Le 14 novembre 1907, il accueille Victor Ségalen qui avec "Les Immémoriaux "publié sous le nom de Max Anély espère être goncourable. Voici ce que Renard écrit:
"Reçu la visite de Max Anély, auteur des "Immémoriaux". Pas trente ans, je crois, Médecin de marine. A fait son tour du monde. L'air jeune, souffreteux, pâle, rongé, trop frisé, la bouche pleine de l'or qu'il aurait rapporté de là-bas avec la tuberculose. Situation médiocre et suffisante.
Voudrait le prix Goncourt, non pour de l'argent, mais pour écrire un autre livre."
Toute l'attention, toute l'empathie de Jules Renard se reportent sur les animaux, la nature qui l'entoure.
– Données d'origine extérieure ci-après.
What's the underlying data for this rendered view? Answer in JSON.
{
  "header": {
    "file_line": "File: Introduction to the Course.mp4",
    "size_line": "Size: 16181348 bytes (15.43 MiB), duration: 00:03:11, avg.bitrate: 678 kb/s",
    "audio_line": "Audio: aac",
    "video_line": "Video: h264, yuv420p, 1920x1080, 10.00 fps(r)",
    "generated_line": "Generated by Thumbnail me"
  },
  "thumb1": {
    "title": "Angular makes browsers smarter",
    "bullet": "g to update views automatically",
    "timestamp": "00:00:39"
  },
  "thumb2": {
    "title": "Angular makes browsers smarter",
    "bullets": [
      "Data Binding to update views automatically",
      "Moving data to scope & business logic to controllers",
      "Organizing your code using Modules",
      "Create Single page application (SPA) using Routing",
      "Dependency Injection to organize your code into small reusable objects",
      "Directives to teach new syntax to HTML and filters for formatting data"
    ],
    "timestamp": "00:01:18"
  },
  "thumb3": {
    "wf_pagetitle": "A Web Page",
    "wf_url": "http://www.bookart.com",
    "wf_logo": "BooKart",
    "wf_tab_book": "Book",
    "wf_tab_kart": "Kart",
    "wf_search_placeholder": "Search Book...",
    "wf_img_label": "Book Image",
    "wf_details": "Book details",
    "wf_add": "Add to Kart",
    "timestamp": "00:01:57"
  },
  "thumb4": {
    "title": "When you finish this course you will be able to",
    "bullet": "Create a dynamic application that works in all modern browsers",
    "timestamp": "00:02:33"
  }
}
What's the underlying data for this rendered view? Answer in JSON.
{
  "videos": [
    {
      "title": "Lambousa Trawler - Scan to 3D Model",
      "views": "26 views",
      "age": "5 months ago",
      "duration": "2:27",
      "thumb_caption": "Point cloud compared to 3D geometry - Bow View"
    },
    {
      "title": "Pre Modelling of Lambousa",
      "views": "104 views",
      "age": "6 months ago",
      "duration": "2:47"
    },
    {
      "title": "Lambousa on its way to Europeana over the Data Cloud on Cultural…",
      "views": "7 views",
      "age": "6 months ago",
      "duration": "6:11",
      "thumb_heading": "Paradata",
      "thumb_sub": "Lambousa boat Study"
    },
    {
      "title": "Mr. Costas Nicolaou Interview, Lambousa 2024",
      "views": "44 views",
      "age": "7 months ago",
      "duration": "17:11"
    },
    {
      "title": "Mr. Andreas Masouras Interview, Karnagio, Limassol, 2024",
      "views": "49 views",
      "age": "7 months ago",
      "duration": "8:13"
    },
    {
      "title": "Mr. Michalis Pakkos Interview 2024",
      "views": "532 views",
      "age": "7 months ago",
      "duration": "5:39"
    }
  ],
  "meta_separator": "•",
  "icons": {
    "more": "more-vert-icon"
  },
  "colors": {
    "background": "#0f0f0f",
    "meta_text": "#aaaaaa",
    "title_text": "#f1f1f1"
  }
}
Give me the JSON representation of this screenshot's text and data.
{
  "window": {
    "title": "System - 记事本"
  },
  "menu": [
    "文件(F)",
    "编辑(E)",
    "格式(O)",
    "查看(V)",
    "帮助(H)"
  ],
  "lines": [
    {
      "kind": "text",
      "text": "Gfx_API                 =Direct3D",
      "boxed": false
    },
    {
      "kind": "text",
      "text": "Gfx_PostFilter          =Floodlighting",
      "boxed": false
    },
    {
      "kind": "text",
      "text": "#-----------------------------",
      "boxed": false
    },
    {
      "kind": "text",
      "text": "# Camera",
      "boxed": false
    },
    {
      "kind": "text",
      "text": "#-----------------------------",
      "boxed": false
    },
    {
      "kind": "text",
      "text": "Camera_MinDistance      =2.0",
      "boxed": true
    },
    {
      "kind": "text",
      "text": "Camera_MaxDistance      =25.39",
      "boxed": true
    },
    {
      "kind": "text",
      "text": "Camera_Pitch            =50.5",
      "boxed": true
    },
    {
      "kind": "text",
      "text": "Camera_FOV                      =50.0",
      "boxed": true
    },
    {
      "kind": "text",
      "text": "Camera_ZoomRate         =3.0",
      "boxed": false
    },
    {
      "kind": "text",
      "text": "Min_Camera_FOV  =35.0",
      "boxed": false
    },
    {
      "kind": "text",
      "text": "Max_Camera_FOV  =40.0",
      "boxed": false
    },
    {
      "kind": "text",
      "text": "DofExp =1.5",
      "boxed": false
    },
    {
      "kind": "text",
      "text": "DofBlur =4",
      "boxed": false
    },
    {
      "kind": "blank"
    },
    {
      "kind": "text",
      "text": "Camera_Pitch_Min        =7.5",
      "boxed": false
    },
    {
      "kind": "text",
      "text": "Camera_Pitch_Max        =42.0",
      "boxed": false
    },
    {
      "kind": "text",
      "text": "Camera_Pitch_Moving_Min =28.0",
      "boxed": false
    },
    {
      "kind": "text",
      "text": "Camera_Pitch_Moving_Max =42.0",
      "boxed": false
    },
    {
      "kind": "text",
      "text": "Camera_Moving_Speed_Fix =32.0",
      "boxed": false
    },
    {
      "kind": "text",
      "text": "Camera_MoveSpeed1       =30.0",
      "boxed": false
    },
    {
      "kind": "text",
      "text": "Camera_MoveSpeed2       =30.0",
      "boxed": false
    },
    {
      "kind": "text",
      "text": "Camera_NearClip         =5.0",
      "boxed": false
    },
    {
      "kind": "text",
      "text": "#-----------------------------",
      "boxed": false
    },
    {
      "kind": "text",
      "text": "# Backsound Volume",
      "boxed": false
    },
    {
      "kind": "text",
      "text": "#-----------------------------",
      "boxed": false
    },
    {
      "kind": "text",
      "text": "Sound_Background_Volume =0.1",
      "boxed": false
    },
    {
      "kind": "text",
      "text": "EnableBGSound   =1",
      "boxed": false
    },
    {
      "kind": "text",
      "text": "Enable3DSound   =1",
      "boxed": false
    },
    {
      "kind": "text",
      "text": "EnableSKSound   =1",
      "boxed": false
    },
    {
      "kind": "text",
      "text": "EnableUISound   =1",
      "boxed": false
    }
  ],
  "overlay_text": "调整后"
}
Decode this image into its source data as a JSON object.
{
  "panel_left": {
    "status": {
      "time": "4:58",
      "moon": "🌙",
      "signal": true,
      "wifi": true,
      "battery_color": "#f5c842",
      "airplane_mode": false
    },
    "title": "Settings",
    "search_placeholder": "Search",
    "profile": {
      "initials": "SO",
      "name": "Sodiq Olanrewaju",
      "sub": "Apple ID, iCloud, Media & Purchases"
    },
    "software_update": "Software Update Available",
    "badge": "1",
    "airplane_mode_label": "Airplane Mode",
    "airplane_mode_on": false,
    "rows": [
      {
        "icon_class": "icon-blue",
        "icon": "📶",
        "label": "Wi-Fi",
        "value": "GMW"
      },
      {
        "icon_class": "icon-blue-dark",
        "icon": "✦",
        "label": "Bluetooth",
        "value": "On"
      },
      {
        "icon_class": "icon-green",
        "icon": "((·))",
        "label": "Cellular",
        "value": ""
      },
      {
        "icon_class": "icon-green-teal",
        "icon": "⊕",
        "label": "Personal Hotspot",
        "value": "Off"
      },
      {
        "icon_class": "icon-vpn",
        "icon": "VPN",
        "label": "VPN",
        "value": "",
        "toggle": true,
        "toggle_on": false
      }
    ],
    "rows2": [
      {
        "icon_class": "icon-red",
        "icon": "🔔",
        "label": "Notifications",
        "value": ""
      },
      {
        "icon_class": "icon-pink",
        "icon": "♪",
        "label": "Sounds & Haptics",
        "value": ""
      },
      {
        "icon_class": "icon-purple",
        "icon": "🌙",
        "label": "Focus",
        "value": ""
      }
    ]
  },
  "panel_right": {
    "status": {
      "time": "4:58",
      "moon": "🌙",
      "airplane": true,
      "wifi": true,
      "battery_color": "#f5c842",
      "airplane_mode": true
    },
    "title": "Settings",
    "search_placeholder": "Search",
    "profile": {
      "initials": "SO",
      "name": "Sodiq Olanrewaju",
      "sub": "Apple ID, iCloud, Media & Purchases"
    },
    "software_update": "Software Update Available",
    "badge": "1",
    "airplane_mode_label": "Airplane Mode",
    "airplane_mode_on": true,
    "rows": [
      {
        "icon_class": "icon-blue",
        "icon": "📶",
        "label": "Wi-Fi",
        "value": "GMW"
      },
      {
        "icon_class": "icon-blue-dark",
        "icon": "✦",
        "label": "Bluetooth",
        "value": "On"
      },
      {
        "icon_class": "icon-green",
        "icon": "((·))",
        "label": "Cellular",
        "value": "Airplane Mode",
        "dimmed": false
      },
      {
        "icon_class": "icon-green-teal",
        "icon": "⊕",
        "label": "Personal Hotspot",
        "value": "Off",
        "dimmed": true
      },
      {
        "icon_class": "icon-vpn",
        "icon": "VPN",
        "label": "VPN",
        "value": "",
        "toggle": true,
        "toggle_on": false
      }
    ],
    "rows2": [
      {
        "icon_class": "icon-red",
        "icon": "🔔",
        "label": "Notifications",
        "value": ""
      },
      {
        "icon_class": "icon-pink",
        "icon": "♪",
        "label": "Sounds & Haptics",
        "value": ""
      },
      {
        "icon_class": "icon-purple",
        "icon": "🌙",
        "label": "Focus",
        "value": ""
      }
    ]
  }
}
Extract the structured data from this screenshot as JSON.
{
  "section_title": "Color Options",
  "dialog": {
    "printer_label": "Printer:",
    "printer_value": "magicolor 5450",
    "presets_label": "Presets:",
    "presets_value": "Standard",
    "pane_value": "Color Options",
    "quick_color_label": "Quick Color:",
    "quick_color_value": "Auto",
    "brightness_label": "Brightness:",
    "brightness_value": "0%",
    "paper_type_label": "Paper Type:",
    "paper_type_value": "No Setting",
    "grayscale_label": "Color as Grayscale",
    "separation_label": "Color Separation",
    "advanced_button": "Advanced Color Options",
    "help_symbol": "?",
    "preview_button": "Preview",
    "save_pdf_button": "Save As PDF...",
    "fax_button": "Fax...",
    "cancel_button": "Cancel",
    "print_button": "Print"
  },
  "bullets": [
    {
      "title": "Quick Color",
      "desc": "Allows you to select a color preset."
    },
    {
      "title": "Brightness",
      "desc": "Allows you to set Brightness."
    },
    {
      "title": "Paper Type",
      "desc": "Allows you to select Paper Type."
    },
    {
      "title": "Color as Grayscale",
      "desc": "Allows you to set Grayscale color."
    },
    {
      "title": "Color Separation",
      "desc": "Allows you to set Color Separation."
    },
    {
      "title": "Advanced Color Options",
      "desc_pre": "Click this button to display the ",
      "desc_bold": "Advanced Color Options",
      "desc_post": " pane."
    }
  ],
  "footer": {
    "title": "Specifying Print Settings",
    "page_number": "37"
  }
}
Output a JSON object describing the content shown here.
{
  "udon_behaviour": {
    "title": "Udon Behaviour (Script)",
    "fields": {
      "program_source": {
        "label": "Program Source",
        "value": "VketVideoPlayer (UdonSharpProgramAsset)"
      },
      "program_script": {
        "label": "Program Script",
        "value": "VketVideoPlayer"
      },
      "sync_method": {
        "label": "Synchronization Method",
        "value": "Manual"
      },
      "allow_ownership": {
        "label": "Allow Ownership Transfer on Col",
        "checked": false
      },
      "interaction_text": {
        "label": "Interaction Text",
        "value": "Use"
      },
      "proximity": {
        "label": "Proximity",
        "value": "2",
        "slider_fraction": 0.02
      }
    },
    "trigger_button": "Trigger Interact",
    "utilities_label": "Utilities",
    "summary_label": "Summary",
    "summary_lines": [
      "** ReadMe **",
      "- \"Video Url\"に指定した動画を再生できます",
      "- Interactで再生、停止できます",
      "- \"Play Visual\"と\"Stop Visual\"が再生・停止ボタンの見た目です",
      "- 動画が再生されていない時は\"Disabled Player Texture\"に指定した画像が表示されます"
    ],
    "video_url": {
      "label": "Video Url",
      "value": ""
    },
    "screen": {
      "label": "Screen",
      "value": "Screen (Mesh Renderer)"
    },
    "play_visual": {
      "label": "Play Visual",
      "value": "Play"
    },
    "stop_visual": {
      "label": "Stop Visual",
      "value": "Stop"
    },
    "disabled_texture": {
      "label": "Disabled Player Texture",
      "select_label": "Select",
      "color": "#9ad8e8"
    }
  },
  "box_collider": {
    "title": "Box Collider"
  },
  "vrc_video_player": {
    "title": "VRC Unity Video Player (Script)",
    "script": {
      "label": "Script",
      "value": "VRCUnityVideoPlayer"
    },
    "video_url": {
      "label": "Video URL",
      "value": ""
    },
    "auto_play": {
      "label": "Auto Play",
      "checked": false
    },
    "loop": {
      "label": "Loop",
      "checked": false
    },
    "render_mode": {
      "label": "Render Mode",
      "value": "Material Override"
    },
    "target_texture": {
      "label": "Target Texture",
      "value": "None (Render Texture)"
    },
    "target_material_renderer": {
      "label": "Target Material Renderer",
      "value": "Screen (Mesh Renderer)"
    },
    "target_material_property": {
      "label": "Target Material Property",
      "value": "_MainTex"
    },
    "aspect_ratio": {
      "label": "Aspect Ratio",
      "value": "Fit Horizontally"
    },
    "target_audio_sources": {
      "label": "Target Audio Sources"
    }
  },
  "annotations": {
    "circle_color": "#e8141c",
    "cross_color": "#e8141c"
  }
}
Dans sa préface intitulée "Le chasseur d'images" il révèle son extrême sensibilité:
"Il entre au bois. Il ne se savait pas doué de sens si délicats. Vite imprégné de parfums, il ne perd aucune sourde rumeur, et, pour qu'il communique avec les arbres, ses nerfs se lient aux nervures des feuilles.
Bientôt, vibrant jusqu'au malaise, il perçoit trop, il a peur, quitte le bois et suit de loin les paysans mouleurs regagnant le village. "
Le titre "Le chasseur d'images"m'a fait penser au recueil qui me tient le plus à coeur , dans la poésie contemporaine:"Les Chasseurs", d'André Hardellet.
Ce dernier, proche des surréalistes, présente ainsi son ouvrage:
"Depuis mon jardin d'enfance, à Vincennes, je n'ai jamais interrompu ma chasse. Ce que les mots laissent parfois échapper malgré eux, les scènes qui se jouent pour un public inconnu derrière le complot des apparences--voilà mon gibier.
J'ai choisi quelques exemples où ils se rejoignent;. H pour Hardellet . R pour Renard:
Les Fourmis
H: Sable noir d'un sablier horizontal
R: Chacune d'elle ressemble au chiffre 3. Et il y en a !
Il y en a 333333333333...jusqu'à l'infini.
La Libellule
H: Suspendue à un fil invisible, vibre la libellule électrique qui surveille et inquiète les roseaux. A peine la croyez-vous partie qu'elle se reforme, insistante, à la même place - ou peu s'en faut.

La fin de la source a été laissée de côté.